The high-profile attempts to limit Title IX’s impact on athletics, along with equally visible advances for female student-athletes, prompted widespread misunderstanding that the law pertained only to sex-equity in athletics. In fact, the original version of Title IX included no mention of sports at all. It was always about civil rights and education.
Universities that had previously set small quotas for women in male-dominated degree programs like engineering, law and science withdrew those restrictions. Recruitment, admissions and financial aid policies became more equitable. Pregnant and parenting students were treated more fairly. In the 1980s and 90s, U.S. Supreme Court decisions clarified that sexual harassment and assault were forms of discrimination, prompting important policy advances to ensure student safety. LGBTQ students also earned protection from discrimination under Title IX.

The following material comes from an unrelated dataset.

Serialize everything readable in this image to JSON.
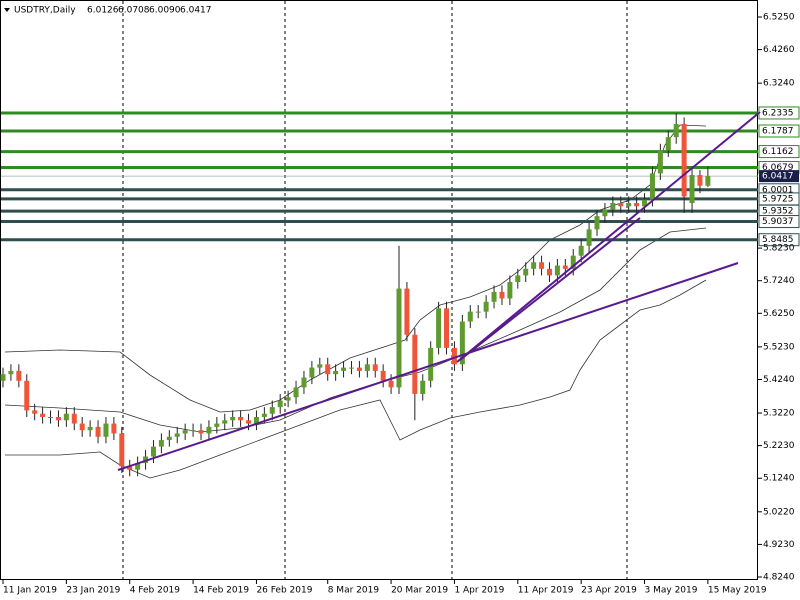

While it continues to have broad impact in education, Title IX deserves monumental credit for elevating opportunities for women to soar athletically — and academically. The UW awarded scholarships to 117 women in 2021-22; excluding Football, more women earn scholarships than men at Washington. A report by the National Coalition for Women and Girls in Education notes that about 30,000 women competed in college athletics before Title IX. An estimated 220,000 compete today (along with 280,000 men), according to the data company Statista.
The University of Washington and schools across the nation continue to vigilantly monitor compliance with Title IX. With this watchful eye, opportunities are sure to grow. As Husky Athletics kicks off a year-long celebration of the 50th anniversary of Title IX, we’ll be sharing much more info in the months to come.